Many employers are beginning to cope with the realities of the Patient Protection and Affordable Care Act as its mandates, confirmed as constitutional by the Supreme Court, begin to take effect. Still, many questions exist, as some of the law’s major provisions have yet to apply.
“Complying with the new regulations might be frustrating and confusing for the first few years and employers will have to rely on their trusted advisers and insurance carriers for assistance and guidance,” says Paul Baranowski, Director of Account Management at Benefitdecisions, Inc.
Smart Business spoke with Baranowski about the impending reforms and the effects they will have on your employees, their benefits and your business.
What are the key concerns employers will face regarding health care reform?
The immediate concerns for most employers are the mandates that will go into effect with this next benefits renewal cycle. The primary mandates include women’s health preventive care amendments, uniform summary of benefits and coverage statements, W-2 reporting requirements and a reduction in the maximum amount an employee can put into his or her health flexible savings account (FSA).
Regarding the women’s amendment, the mandates require that plans cover 100 percent of expanded services, including preventive screenings for HPV, sexually transmitted infections, HIV and gestational diabetes. Additionally, counseling for these services will be covered. Finally, commonly used contraceptive methods will be covered, as well. Some services related to these categories have been a part of plans for some time but are now covered at 100 percent. By expanding the definition of covered services, the act will increase costs to insurance carriers in the short term, which will then be passed on to employers as premium increases.

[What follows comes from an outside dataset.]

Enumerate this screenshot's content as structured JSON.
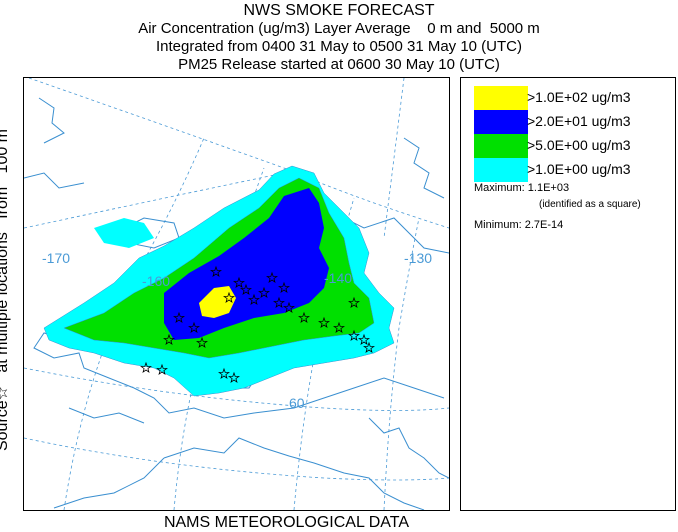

The Uniform Summary of Benefits and Coverage is required for group plans with open enrollment periods after Sept. 23, 2012. This is a new, separate benefit coverage document that attempts to explain coverage in a standardized format. It is intended to make plan comparisons easier and to illustrate what an employee’s costs under the plan will be. However, due to design and content restrictions, employees may get confused and potentially misunderstand what their own expenses will be for their health care services. As a consequence, employers will have to be more thorough, cautious and deliberate in their open enrollment meetings and education to employees. Most employers are fully insured, so their insurance carriers will produce the Uniform Summary document. Employers that are self-funded, however, will be required to assemble these themselves. Some claims administrators will charge fees to produce the summary on behalf of a self-funded employer.

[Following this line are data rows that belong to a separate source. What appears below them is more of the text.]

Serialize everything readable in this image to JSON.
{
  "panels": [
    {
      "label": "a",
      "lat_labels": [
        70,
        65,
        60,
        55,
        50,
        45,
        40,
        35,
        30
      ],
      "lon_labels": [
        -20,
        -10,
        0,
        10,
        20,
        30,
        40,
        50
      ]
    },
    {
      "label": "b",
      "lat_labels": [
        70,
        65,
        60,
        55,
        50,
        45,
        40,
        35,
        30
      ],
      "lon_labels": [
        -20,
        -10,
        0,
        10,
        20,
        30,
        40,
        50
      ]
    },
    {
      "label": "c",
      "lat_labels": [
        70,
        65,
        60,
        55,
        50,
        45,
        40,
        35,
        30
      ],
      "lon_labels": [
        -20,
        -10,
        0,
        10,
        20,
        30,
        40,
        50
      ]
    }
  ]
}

The mandate that requires employers issuing 250 or more annual W-2s to include the annual value of health coverage on the W-2 is pretty straightforward and most, if not all, employers are ready to comply for W-2s issued in January 2013 for the 2012 tax year.
Regarding health FSAs, the maximum amount an employee can contribute is being capped at $2,500. Previously, there was no stated limit to these tax-favored plans. Not many employees currently contribute more than $2,500, so this new provision primarily affects higher paid employees.
What provisions of the act will employers need to deal with in 2014?
2014 is the year that many of the big changes required by the reform act will take place. The state insurance exchanges, where smaller firms and individuals can purchase medical coverage, will be in place in 2014. Also, the requirement that employers ‘pay or play’ will take effect. This means that employers with 50 or more full-time employees are required to provide coverage that meets the ‘affordability’ and ‘coverage’ rules or face penalties. However, companies with fewer than 50 employees will not face these penalties. Employees will also face a tax penalty if they do not purchase required coverage.
Assessing the impact, determining the best strategy to navigate through these reform changes and, at the same time, maximizing an employer’s benefit spend can be very complex. Determining the exposure and risk depends on an employer’s size, industry, location, the mix of part-time employees, the company’s core values and other factors. The law will have a greater impact on employers in certain industries (e.g. retail, hospitality) in which the number of hours that employees work changes frequently. To avoid penalties, many employers in these industries will likely need to offer some form of health benefits to employees who didn’t have them previously. Because there is no universal answer as to what an employer should do, employers should partner with trusted advisers to help them strategize through this process.
Are there parts of the legislation that can ease an employer’s pain?
Yes, some new regulations are being released that give temporary relief, particularly for companies facing the largest penalties for not offering ‘adequate and affordable’ coverage. For example, recent notice was given that allows employers to take up to 13 months to offer coverage to employees who do not consistently work an average of 30 hours a week. Previously, the legislation was interpreted to mean that coverage had to be offered to these employees in 2014. For companies that have a large variable-hour work force, this notice has delayed millions of dollars in potential costs.
How might reform play out in the long term?
Regardless of the November election outcome, we expect that the major features of this legislation will remain, albeit with delays and changes. Employers can best prepare by relying more heavily on consultants and advisers to handle the significant changes over the next few years.